The platform shapes the content. Newsletter writing is different from column writing is different from blog writing. The form has conventions that successful writers adopt, creating homogeneity even as the topics vary.
What About Editing?
Most Substacks don’t have editors, and it shows. The best writers can self-edit effectively, but they’re rare. Most writers benefit from someone challenging their arguments, catching their mistakes, and tightening their prose.
Without editorial oversight, you get more repetition, weaker arguments that haven’t been stress-tested, and occasional factual errors that would’ve been caught by fact-checkers. You also get more self-indulgence—the personal tangents that a good editor would’ve cut.
Some writers have started hiring editors from their subscription revenue. That’s smart, but it’s the exception. Most are operating without that feedback loop, and the quality suffers.
The Attention Economy
Substack operates in the same attention economy as everything else online. Writers are competing not just with other newsletters but with social media, streaming services, news sites, and everything else demanding audience attention.
This creates pressure for the attention-grabbing techniques that plague other media: provocative headlines, hot takes, engagement with trending topics regardless of the writer’s actual expertise. The quieter, more thoughtful pieces often get less engagement.
The irony is that subscription models were supposed to fix this—get away from advertising-driven clickbait toward content that serves readers. But when your revenue depends on attracting and retaining subscribers, you end up chasing attention anyway.
What It Reveals About Traditional Media
The success of Substack reveals something important about what traditional media wasn’t providing. Readers wanted direct relationships with writers they trusted. They wanted deeper analysis than newspapers could provide. They were willing to pay for it.
Traditional media’s failure to meet those needs created the opening that Substack filled. The lesson isn’t that Substack is perfect—it’s that the old model was leaving value on the table.
Some publications have learned this. The New York Times now promotes its columnists as subscription drivers. The Atlantic and other magazines emphasise individual writers more than they used to. They’re trying to recapture some of what Substack offers while maintaining editorial infrastructure.
The Long Term Question
Can subscription-based opinion writing sustain itself long-term? Or are we in a bubble that’ll burst when readers realise they’re spending hundreds of dollars a year on newsletters?
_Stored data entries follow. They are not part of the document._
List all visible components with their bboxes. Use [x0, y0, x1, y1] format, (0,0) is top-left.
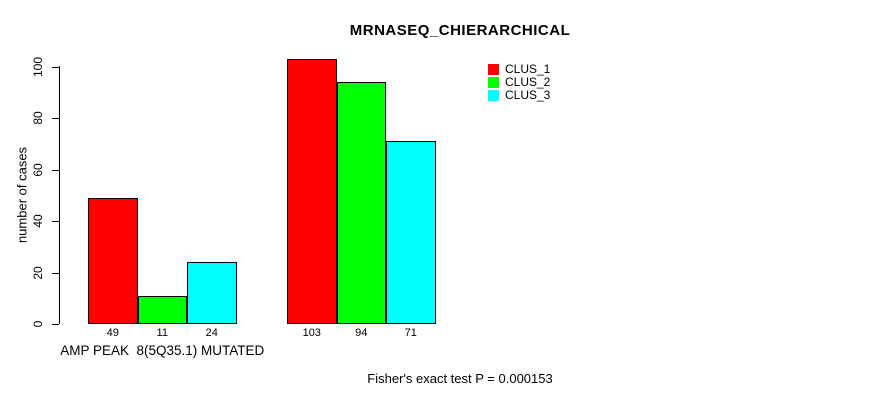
y-axis-line — [59, 66, 60, 324]
y-axis-tick — [52, 118, 59, 119]
bar-clus_2-group2 — [336, 81, 386, 324]
y-axis-tick — [52, 272, 59, 274]
fisher-test-annotation: Fisher's exact test P = 0.000153 — [367, 371, 553, 386]
legend-swatch-icon — [488, 77, 499, 88]
legend-label: CLUS_1 — [505, 62, 551, 76]
y-axis-label: number of cases — [14, 146, 30, 244]
legend-label: CLUS_2 — [505, 75, 551, 89]
y-axis-tick — [52, 221, 59, 222]
bar-value-label: 94 — [355, 327, 368, 339]
y-axis-tick-label: 80 — [31, 111, 45, 125]
bar-value-label: 49 — [106, 327, 119, 339]
y-axis-tick — [52, 324, 59, 325]
bar-clus_2-group1 — [137, 295, 187, 324]
chart-legend: CLUS_1 CLUS_2 CLUS_3 — [488, 63, 550, 102]
legend-item-clus_1: CLUS_1 — [488, 63, 550, 76]
legend-item-clus_2: CLUS_2 — [488, 76, 550, 89]
legend-swatch-icon — [488, 90, 499, 101]
bar-clus_1-group1 — [88, 197, 138, 324]
bar-value-label: 103 — [302, 327, 321, 339]
y-axis-tick-label: 20 — [31, 265, 45, 280]
bar-value-label: 71 — [404, 327, 417, 339]
bar-clus_3-group1 — [187, 262, 237, 324]
y-axis-tick — [52, 169, 59, 171]
legend-item-clus_3: CLUS_3 — [488, 89, 550, 102]
bar-value-label: 11 — [156, 327, 168, 339]
chart-title: MRNASEQ_CHIERARCHICAL — [349, 22, 571, 39]
bar-clus_1-group2 — [287, 58, 337, 324]
legend-label: CLUS_3 — [505, 88, 551, 102]
y-axis-tick-label: 100 — [31, 56, 45, 77]
bar-clus_3-group2 — [386, 141, 436, 324]
y-axis-tick — [52, 66, 59, 68]
y-axis-tick-label: 0 — [31, 320, 45, 328]
x-axis-group-label: AMP PEAK 8(5Q35.1) MUTATED — [60, 343, 265, 358]
y-axis-tick-label: 60 — [31, 162, 45, 177]
legend-swatch-icon — [488, 64, 499, 75]
bar-value-label: 24 — [205, 327, 218, 339]
y-axis-tick-label: 40 — [31, 214, 45, 228]
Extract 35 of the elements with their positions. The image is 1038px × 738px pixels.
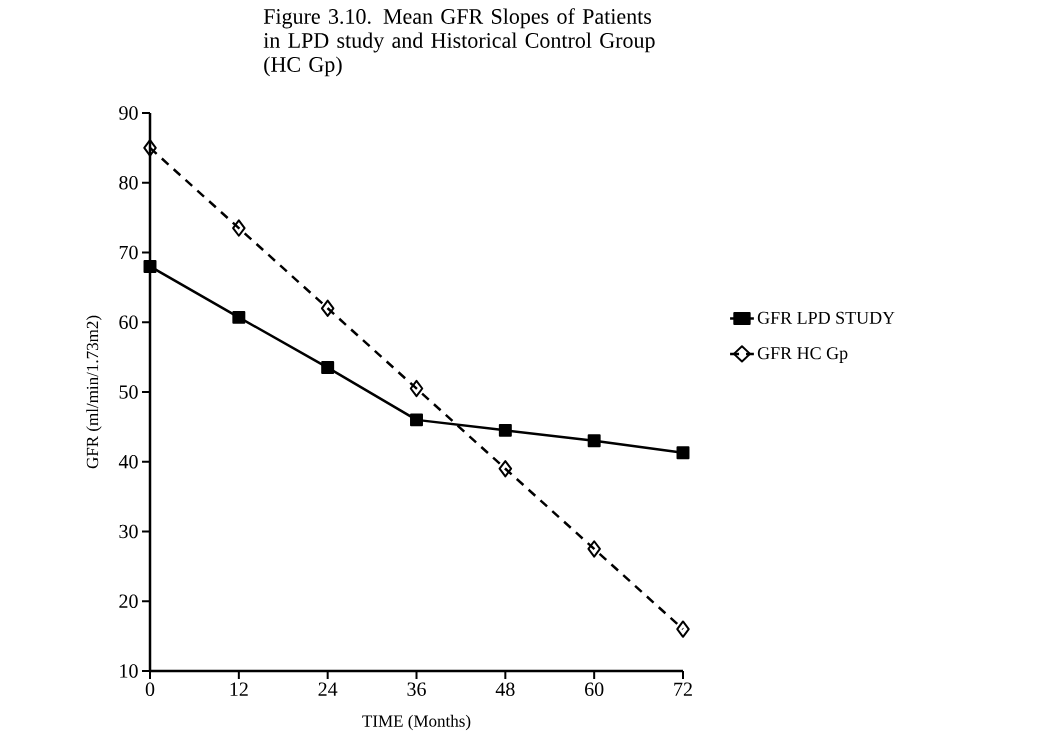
point — [498, 460, 513, 478]
x-tick-label: 72 — [674, 682, 692, 696]
point — [232, 219, 246, 237]
point — [587, 434, 601, 448]
x-axis-title: TIME (Months) — [362, 714, 471, 731]
legend-label: GFR HC Gp — [757, 347, 848, 363]
point — [409, 379, 424, 398]
y-tick-label: 20 — [119, 594, 138, 608]
point — [321, 361, 335, 375]
x-tick-label: 60 — [585, 682, 604, 697]
x-tick-label: 12 — [230, 682, 248, 696]
point — [410, 413, 423, 427]
chart-title: Figure 3.10. Mean GFR Slopes of Patients in LPD study and Historical Control Group (HC Gp) — [263, 8, 655, 77]
point — [498, 423, 512, 437]
point — [143, 259, 157, 273]
point — [676, 620, 690, 638]
point — [143, 139, 157, 157]
y-tick-label: 60 — [119, 315, 138, 329]
y-axis-title: GFR (ml/min/1.73m2) — [86, 315, 102, 469]
y-tick-label: 10 — [120, 664, 138, 678]
x-tick-label: 24 — [318, 682, 338, 696]
x-tick-label: 0 — [145, 682, 155, 697]
x-tick-label: 36 — [407, 682, 426, 696]
x-tick-label: 48 — [495, 682, 515, 697]
y-tick-label: 90 — [119, 106, 138, 120]
legend-label: GFR LPD STUDY — [757, 311, 895, 324]
y-tick-label: 70 — [119, 245, 138, 260]
y-tick-label: 30 — [119, 524, 138, 539]
point — [320, 299, 335, 317]
point — [232, 310, 246, 324]
point — [587, 540, 601, 558]
y-tick-label: 40 — [118, 454, 138, 469]
point — [676, 446, 690, 460]
y-tick-label: 80 — [119, 176, 138, 190]
y-tick-label: 50 — [119, 385, 138, 399]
The answer probably varies by writer. The truly talented will keep their audiences. The mediocre ones riding the wave of the moment will fade. The ecosystem will stabilise at some level between the current boom and the previous status quo.
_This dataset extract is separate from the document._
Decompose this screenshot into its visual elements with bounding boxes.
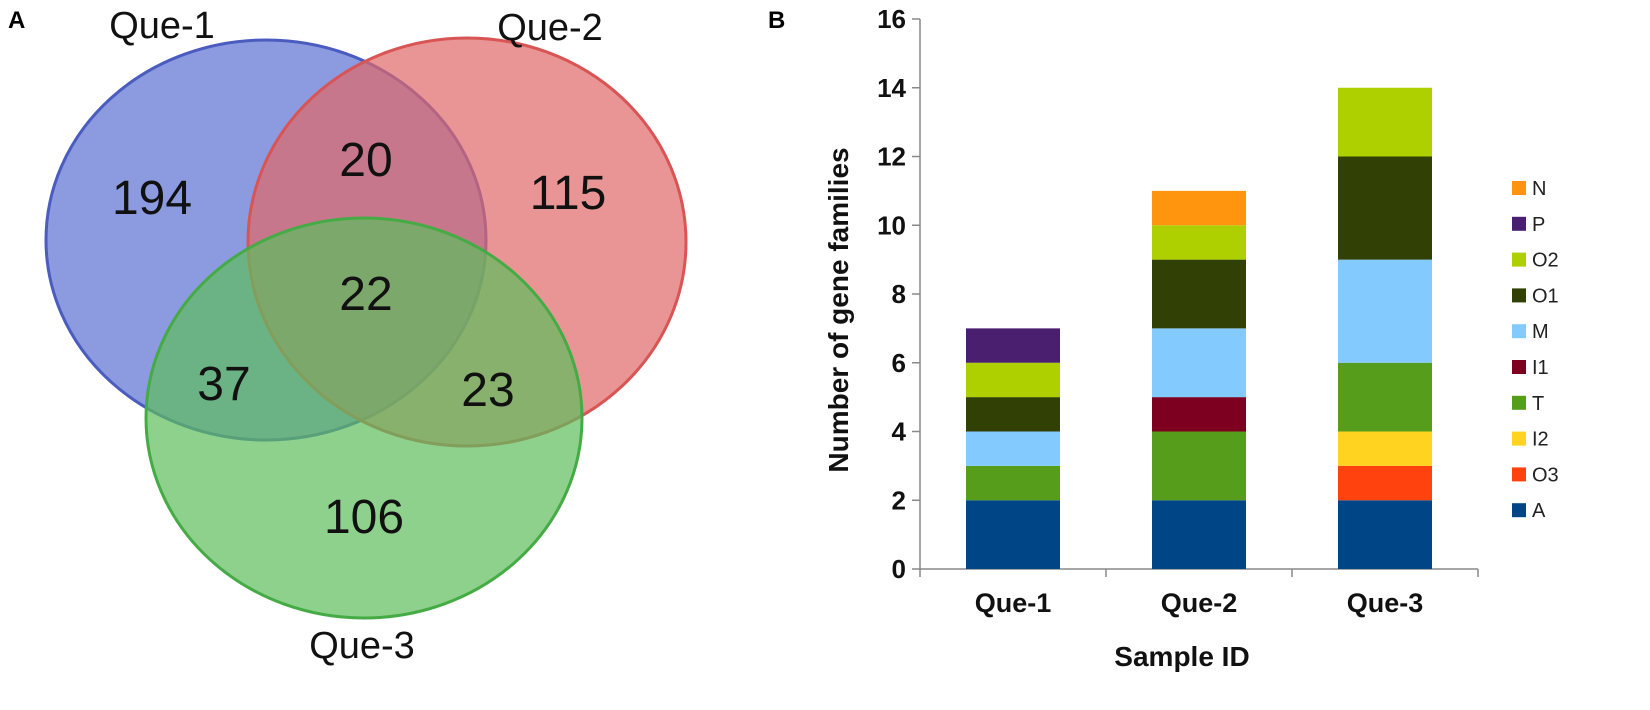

What seems clear is that direct reader support has permanently changed the landscape. Even if Substack specifically declines, the model of writers building direct relationships with paying audiences will persist in some form.
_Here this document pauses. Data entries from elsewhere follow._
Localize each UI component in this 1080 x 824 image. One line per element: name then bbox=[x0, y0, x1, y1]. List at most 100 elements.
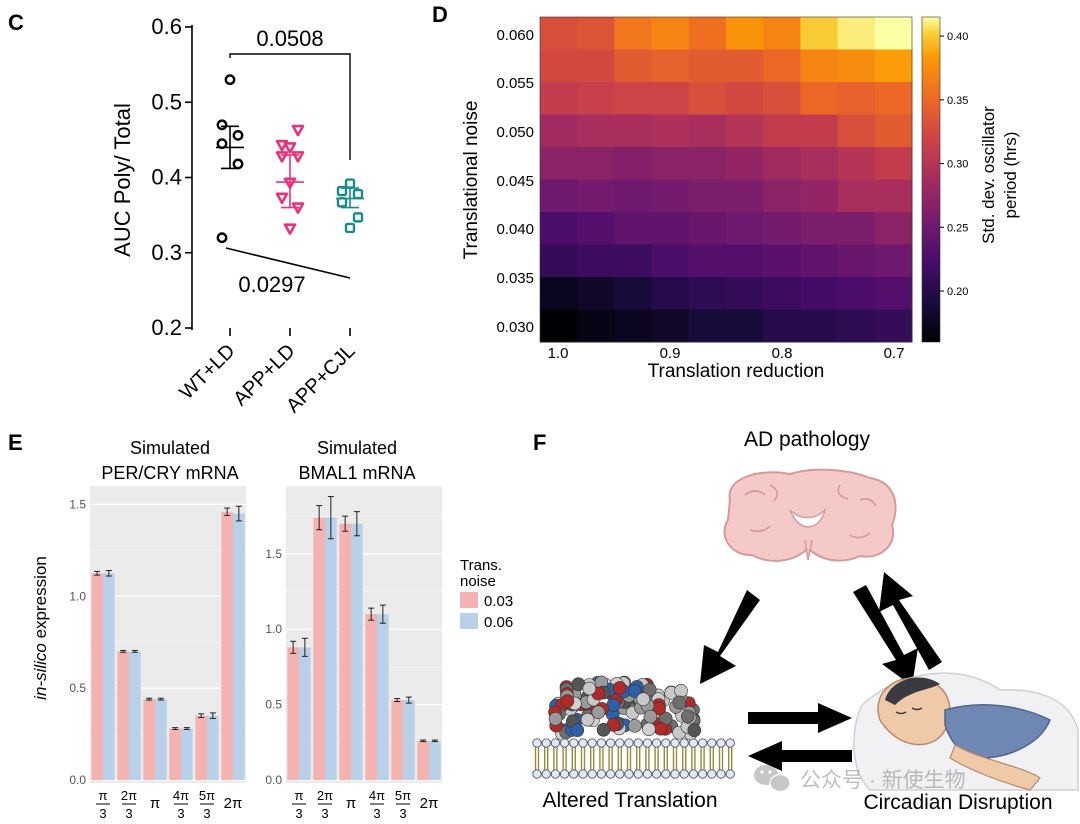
legend-swatch-0.06 bbox=[460, 613, 478, 629]
panel-d-heatmap-cell bbox=[837, 147, 876, 180]
panel-d-heatmap-cell bbox=[800, 147, 839, 180]
panel-label-e: E bbox=[8, 430, 23, 455]
arrow-circadian-to-ad bbox=[879, 572, 942, 670]
panel-d-heatmap-cell bbox=[763, 179, 801, 213]
panel-e-ylabel-italic: in-silico bbox=[31, 643, 50, 700]
panel-c-point bbox=[344, 178, 356, 189]
panel-d-heatmap-cell bbox=[651, 309, 690, 343]
lipid-head bbox=[633, 769, 643, 779]
panel-d-heatmap-cell bbox=[837, 114, 876, 148]
panel-d-ytick-label: 0.055 bbox=[496, 75, 534, 92]
xtick-label-numerator: π bbox=[295, 788, 304, 803]
lipid-head bbox=[559, 769, 570, 779]
bar bbox=[181, 728, 193, 780]
ribosome-atom bbox=[596, 722, 611, 737]
panel-d-heatmap-cell bbox=[688, 244, 727, 278]
panel-d-colorbar bbox=[921, 16, 941, 343]
panel-c-point bbox=[283, 223, 297, 235]
panel-d-heatmap-cell bbox=[540, 309, 578, 343]
panel-d-heatmap-cell bbox=[614, 114, 653, 148]
ribosome-atom bbox=[570, 723, 585, 737]
panel-d-heatmap-cell bbox=[726, 49, 764, 83]
panel-d-heatmap-cell bbox=[726, 17, 764, 50]
lipid-head bbox=[633, 738, 643, 748]
panel-d-heatmap-cell bbox=[540, 147, 578, 180]
xtick-label-numerator: 4π bbox=[369, 788, 385, 803]
panel-c-point bbox=[352, 188, 364, 200]
lipid-head bbox=[578, 769, 588, 779]
xtick-label: 2π bbox=[224, 795, 243, 812]
legend-label-0.03: 0.03 bbox=[484, 593, 513, 610]
lipid-head bbox=[605, 738, 616, 748]
lipid-head bbox=[624, 738, 634, 748]
panel-d-heatmap-cell bbox=[651, 277, 690, 310]
panel-e2-bars bbox=[287, 496, 441, 780]
xtick-label-denominator: 3 bbox=[125, 806, 132, 821]
panel-c-point bbox=[216, 119, 228, 131]
bar bbox=[339, 523, 351, 780]
panel-label-d: D bbox=[432, 2, 448, 27]
wechat-icon bbox=[754, 765, 791, 793]
panel-d-heatmap-cell bbox=[614, 147, 653, 180]
panel-d-heatmap-cell bbox=[763, 82, 801, 115]
panel-d-heatmap-cell bbox=[800, 212, 839, 245]
panel-d-heatmap-cell bbox=[874, 82, 913, 115]
lipid-head bbox=[725, 769, 735, 779]
lipid-head bbox=[532, 738, 542, 748]
xtick-label-numerator: 4π bbox=[173, 788, 189, 803]
panel-d-frame bbox=[539, 16, 913, 343]
lipid-head bbox=[679, 738, 689, 748]
arrow-translation-to-circadian bbox=[748, 703, 852, 733]
panel-d-heatmap-cell bbox=[874, 114, 913, 148]
panel-c-ytick-label: 0.4 bbox=[151, 165, 182, 190]
ytick-label: 1.0 bbox=[69, 589, 86, 603]
lipid-head bbox=[716, 738, 726, 748]
panel-d-heatmap-cell bbox=[651, 17, 690, 50]
lipid-head bbox=[605, 769, 616, 779]
panel-e: E Simulated PER/CRY mRNA Simulated BMAL1… bbox=[8, 430, 513, 821]
panel-e2-plot-bg bbox=[286, 486, 442, 783]
panel-d-heatmap-cell bbox=[874, 147, 913, 180]
panel-d: D 0.060 0.055 0.050 0.045 0.040 0.035 0.030 1.… bbox=[432, 2, 1020, 382]
panel-d-heatmap-cell bbox=[540, 49, 578, 83]
panel-c: C AUC Poly/ Total 0.2 0.3 0.4 0.5 0.6 WT+LDA… bbox=[8, 10, 364, 417]
panel-d-heatmap-cell bbox=[577, 212, 615, 245]
panel-c-point bbox=[224, 74, 236, 86]
lipid-head bbox=[707, 738, 717, 748]
panel-d-heatmap-cell bbox=[726, 147, 764, 180]
panel-label-f: F bbox=[533, 430, 546, 455]
panel-d-heatmap-cell bbox=[874, 309, 913, 343]
panel-d-heatmap-cell bbox=[688, 17, 727, 50]
xtick-label: π bbox=[346, 795, 356, 812]
panel-d-heatmap-cell bbox=[837, 82, 876, 115]
panel-d-heatmap-cell bbox=[837, 49, 876, 83]
diagram-label-altered-translation: Altered Translation bbox=[542, 789, 717, 812]
ribosome-atom bbox=[627, 684, 642, 698]
xtick-label-denominator: 3 bbox=[321, 806, 328, 821]
panel-e1-bars bbox=[91, 505, 245, 780]
bar bbox=[403, 700, 415, 780]
panel-d-colorbar-tick-label: 0.30 bbox=[947, 159, 968, 171]
panel-d-heatmap-cell bbox=[800, 179, 839, 213]
lipid-head bbox=[569, 769, 579, 779]
ribosome-atom bbox=[636, 692, 651, 706]
panel-d-heatmap-cell bbox=[874, 277, 913, 310]
bar bbox=[313, 517, 325, 780]
panel-c-point bbox=[275, 139, 289, 152]
panel-c-point bbox=[291, 124, 305, 137]
panel-e2-title-line2: BMAL1 mRNA bbox=[298, 463, 415, 483]
ytick-label: 1.5 bbox=[69, 497, 86, 511]
panel-d-heatmap-cell bbox=[614, 212, 653, 245]
panel-d-heatmap-cell bbox=[800, 82, 839, 115]
panel-d-heatmap-cell bbox=[688, 147, 727, 180]
xtick-label-denominator: 3 bbox=[177, 806, 184, 821]
bar bbox=[117, 651, 129, 780]
panel-d-heatmap-cell bbox=[837, 244, 876, 278]
lipid-head bbox=[679, 769, 689, 779]
lipid-head bbox=[541, 738, 551, 748]
xtick-label-numerator: 2π bbox=[121, 788, 137, 803]
lipid-head bbox=[642, 769, 653, 779]
panel-e1-grid: 0.0 0.5 1.0 1.5 bbox=[69, 497, 246, 787]
panel-d-ytick-label: 0.045 bbox=[496, 173, 534, 190]
lipid-head bbox=[559, 738, 570, 748]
That’s probably good overall, despite the problems. More paths to sustainable opinion writing means more diversity of voices and perspectives. But it’s not the pure liberation from traditional media’s problems that early enthusiasts claimed. It’s just different problems.
As with most changes, we traded one set of constraints for another. The question is whether the new constraints produce better writing than the old ones. I’m not sure we know yet.